Kitabın bir başka güzelliği ise dışlayıcı ve suçlayıcı bir dili olmaması. Yani kimsenin kendisini kötü ebeveyn olarak görüp suçluluk duygusuna gark olmasını amaçlamıyor kitap. Ayrıca o çok trendy ebeveyn kitaplarının aksine anneci bir kitap olduğu da söylenemez. “Anne” sözcüğü yerine “ebeveyn”i, “eş”i, “partner”i ve hatta “koca” ve “baba”yı kullanıyor genellikle. Bu da aile denilen olguya daha geniş bir çerçeveden bakmanızı sağlıyor. Öte yandan sizi mükemmel olma arzunuzdan mükemmelen uzaklaştırıyor ki bu arzunun hem çocuk hem ebeveyn için ne kadar yıkıcı olabileceğini tahmin etmek istemiyorum.

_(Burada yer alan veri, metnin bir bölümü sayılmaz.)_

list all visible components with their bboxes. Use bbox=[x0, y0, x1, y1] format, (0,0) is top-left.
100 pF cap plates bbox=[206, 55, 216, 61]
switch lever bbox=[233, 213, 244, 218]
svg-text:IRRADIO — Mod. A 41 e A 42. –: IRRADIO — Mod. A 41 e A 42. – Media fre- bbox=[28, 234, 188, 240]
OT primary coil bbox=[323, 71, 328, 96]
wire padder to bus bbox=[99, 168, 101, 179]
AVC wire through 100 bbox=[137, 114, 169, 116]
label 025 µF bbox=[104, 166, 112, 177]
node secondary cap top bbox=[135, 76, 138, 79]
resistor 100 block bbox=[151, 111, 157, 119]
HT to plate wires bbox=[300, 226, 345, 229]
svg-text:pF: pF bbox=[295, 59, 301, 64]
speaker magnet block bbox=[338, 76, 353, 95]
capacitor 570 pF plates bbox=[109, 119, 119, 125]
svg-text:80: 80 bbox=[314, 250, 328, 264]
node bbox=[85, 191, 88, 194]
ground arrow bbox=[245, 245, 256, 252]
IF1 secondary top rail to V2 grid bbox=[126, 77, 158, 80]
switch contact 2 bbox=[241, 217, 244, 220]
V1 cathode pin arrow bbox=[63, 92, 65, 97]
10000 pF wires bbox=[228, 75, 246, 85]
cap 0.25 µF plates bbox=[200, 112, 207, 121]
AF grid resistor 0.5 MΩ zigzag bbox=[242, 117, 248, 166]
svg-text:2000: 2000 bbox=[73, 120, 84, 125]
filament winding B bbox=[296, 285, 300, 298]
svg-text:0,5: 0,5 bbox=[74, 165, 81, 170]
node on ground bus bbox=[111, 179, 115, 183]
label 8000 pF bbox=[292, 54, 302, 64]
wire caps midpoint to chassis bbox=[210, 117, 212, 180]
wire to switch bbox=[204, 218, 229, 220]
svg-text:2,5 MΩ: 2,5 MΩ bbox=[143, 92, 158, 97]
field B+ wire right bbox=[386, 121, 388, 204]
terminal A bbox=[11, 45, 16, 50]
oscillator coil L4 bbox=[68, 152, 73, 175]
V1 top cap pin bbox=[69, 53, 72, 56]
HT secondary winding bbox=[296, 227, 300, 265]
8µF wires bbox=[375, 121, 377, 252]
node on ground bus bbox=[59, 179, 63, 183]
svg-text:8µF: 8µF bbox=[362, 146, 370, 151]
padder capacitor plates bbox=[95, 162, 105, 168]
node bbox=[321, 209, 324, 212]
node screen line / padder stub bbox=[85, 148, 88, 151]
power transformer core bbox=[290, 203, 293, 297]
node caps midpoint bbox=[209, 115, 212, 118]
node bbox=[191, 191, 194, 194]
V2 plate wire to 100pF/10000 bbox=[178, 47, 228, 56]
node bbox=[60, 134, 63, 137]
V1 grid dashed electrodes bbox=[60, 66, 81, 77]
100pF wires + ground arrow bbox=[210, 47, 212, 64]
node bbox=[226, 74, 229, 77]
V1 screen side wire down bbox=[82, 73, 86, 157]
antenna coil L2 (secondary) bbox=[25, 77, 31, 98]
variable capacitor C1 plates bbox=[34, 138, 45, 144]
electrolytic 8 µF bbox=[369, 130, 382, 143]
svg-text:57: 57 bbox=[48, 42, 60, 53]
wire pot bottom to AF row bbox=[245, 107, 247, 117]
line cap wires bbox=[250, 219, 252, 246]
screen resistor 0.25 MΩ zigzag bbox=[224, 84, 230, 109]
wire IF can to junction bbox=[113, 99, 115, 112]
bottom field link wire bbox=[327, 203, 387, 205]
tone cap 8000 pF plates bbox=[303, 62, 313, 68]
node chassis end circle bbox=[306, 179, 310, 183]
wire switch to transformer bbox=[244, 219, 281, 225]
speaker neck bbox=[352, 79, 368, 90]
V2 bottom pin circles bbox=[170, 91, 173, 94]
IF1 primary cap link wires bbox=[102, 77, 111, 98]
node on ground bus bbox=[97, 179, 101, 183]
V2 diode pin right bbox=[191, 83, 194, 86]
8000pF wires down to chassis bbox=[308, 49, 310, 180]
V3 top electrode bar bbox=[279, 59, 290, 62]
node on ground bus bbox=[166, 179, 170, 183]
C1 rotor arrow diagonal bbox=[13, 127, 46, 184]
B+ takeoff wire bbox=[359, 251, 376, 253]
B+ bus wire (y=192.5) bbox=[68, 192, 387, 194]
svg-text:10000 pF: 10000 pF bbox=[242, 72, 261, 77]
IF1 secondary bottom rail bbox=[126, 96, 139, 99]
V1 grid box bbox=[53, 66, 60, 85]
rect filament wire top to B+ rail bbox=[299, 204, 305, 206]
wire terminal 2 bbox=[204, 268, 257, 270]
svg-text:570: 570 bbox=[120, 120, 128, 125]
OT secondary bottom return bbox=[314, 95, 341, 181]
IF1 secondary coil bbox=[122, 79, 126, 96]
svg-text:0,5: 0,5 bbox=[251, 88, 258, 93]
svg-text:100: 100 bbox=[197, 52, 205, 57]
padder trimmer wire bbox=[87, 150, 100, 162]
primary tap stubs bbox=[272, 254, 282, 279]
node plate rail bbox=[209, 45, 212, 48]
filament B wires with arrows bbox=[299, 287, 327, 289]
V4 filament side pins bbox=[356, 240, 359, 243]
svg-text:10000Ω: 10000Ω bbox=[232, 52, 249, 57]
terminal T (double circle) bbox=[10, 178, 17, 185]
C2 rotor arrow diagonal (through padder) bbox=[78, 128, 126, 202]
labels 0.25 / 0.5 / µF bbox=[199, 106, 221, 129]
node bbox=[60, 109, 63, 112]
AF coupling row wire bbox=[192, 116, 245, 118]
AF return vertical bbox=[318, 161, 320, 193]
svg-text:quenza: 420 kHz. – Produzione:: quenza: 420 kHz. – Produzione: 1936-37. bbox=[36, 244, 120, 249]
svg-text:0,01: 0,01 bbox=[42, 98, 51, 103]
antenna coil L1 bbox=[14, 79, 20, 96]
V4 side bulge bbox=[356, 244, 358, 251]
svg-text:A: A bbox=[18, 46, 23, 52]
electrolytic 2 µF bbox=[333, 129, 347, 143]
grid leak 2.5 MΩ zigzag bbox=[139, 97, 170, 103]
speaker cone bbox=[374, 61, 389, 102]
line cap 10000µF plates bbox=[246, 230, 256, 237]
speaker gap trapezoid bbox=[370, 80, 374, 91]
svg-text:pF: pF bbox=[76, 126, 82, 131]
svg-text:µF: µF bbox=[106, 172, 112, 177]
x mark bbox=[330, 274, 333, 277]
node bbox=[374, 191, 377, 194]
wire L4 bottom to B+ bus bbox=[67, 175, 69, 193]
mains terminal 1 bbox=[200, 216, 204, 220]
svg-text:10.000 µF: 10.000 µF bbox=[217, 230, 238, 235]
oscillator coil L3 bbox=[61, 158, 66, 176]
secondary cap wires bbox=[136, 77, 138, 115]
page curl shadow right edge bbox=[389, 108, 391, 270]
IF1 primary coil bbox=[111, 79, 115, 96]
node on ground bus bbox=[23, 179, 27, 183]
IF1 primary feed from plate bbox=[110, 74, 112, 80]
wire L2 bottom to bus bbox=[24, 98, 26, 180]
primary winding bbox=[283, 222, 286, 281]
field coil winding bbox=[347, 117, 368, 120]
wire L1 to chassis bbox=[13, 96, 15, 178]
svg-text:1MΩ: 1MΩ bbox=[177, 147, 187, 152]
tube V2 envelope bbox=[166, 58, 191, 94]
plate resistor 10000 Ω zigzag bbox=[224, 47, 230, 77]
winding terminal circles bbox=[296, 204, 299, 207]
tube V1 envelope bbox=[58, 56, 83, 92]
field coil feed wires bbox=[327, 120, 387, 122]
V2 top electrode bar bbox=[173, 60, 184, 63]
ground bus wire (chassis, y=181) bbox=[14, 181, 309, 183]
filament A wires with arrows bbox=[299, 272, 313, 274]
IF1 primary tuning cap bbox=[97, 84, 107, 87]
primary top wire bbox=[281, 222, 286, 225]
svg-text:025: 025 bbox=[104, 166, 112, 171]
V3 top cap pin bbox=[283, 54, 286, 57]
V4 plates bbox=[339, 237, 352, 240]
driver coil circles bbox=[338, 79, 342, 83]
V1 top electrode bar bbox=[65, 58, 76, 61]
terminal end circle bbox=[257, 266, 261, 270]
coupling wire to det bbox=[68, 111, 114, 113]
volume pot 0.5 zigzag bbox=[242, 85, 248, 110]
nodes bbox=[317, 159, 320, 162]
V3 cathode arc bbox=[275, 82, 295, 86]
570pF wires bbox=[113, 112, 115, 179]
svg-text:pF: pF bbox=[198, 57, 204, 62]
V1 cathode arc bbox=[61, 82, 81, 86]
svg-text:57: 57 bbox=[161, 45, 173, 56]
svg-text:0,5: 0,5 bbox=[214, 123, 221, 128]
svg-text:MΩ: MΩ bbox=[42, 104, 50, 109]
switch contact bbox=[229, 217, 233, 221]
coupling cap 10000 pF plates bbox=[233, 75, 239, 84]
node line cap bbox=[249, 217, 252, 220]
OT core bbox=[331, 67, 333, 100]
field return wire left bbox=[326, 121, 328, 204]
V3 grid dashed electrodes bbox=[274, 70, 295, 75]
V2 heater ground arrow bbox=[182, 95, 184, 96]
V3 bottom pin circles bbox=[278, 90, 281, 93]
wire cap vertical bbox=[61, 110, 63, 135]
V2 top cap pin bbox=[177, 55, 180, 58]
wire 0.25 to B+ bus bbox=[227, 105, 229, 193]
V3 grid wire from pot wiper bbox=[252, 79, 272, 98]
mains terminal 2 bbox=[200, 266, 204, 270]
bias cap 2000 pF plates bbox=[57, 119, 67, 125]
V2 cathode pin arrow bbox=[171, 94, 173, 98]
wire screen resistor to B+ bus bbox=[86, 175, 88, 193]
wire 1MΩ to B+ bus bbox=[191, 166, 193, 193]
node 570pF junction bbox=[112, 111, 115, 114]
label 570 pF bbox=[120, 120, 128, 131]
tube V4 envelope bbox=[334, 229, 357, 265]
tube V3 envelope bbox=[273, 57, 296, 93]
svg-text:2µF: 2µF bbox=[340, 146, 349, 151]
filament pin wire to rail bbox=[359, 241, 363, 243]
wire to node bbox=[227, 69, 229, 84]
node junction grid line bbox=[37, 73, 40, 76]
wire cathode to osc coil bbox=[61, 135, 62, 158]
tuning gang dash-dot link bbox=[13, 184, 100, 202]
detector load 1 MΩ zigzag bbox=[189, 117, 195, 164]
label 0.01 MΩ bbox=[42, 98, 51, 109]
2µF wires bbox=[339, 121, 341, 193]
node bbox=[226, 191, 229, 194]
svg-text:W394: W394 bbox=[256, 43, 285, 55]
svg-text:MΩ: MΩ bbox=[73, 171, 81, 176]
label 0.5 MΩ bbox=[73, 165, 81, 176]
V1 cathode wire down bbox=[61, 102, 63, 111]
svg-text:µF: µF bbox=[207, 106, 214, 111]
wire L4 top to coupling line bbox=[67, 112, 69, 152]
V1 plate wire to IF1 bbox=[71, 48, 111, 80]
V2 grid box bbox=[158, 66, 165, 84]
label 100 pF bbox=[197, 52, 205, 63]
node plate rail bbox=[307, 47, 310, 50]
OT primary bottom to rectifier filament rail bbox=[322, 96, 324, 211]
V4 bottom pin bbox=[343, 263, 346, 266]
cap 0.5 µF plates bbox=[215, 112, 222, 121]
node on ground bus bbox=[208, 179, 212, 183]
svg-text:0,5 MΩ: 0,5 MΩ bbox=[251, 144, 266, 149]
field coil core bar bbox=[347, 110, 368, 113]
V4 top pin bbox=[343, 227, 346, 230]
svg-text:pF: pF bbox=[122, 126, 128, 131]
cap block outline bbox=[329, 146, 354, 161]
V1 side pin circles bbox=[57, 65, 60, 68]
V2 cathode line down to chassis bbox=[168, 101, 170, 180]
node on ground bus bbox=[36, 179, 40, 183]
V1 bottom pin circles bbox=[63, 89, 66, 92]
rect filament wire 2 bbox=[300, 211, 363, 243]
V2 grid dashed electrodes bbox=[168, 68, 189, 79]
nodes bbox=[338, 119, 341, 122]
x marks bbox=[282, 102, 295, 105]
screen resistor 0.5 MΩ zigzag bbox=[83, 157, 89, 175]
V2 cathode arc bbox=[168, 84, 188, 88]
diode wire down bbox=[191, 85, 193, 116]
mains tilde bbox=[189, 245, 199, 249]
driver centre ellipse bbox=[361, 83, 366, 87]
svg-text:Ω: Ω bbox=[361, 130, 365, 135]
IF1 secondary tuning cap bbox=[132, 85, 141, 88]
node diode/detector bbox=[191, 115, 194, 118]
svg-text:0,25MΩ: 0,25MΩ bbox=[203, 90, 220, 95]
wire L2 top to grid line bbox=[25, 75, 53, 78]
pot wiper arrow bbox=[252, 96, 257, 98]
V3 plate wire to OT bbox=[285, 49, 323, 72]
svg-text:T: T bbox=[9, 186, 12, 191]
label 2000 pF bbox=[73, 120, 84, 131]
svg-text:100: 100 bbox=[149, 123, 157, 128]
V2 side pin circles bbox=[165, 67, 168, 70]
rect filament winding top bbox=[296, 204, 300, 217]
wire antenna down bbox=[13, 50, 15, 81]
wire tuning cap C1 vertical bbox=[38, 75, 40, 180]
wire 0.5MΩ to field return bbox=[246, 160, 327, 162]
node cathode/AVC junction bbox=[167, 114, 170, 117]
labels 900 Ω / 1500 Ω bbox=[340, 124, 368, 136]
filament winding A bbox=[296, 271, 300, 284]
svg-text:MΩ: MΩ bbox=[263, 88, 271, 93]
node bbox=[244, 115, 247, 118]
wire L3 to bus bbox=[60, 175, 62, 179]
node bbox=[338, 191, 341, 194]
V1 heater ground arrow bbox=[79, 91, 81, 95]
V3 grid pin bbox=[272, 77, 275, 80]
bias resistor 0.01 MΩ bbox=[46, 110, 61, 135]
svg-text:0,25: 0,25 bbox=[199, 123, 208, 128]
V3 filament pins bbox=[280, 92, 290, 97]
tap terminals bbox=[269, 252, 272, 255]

Son bölümde yazarlar nedense birdenbire “anne”ye odaklanıyorlar. Hayır bir tutarsızlıktan kaynaklanmıyor, aksine bu bölümde babaların pek de işine yaramayacak kimi makyaj, özbakım ve yoga önerileri bulunuyor. Bu bilgileri ayrı bir bölümde paylaşmalarından ayrıca memnunum. Tahmin edebileceğiniz gibi okumak zorunda kalmadım.

Minimalist ebeveynliğin zaten pek çok baba tarafından halihazırda kabul edilmiş bir ebeveynlik tarzı olduğunu tahmin edebiliyorum. Anneler ise bu tarzı benimsemeleri halinde ciddi bir kültürel baskıya maruz kalacaklardır. Oysa bu tarz, aşırı yüklenmiş ebeveynlik beklentilerini daha geniş ve uygulanabilir standartlara döndürme önerisinden başka bir şey değil. Şu halde asıl mesele, ebeveynliğe ilişkin cinsiyet rollerini ciddi ciddi yeniden düşünmekten geçiyor.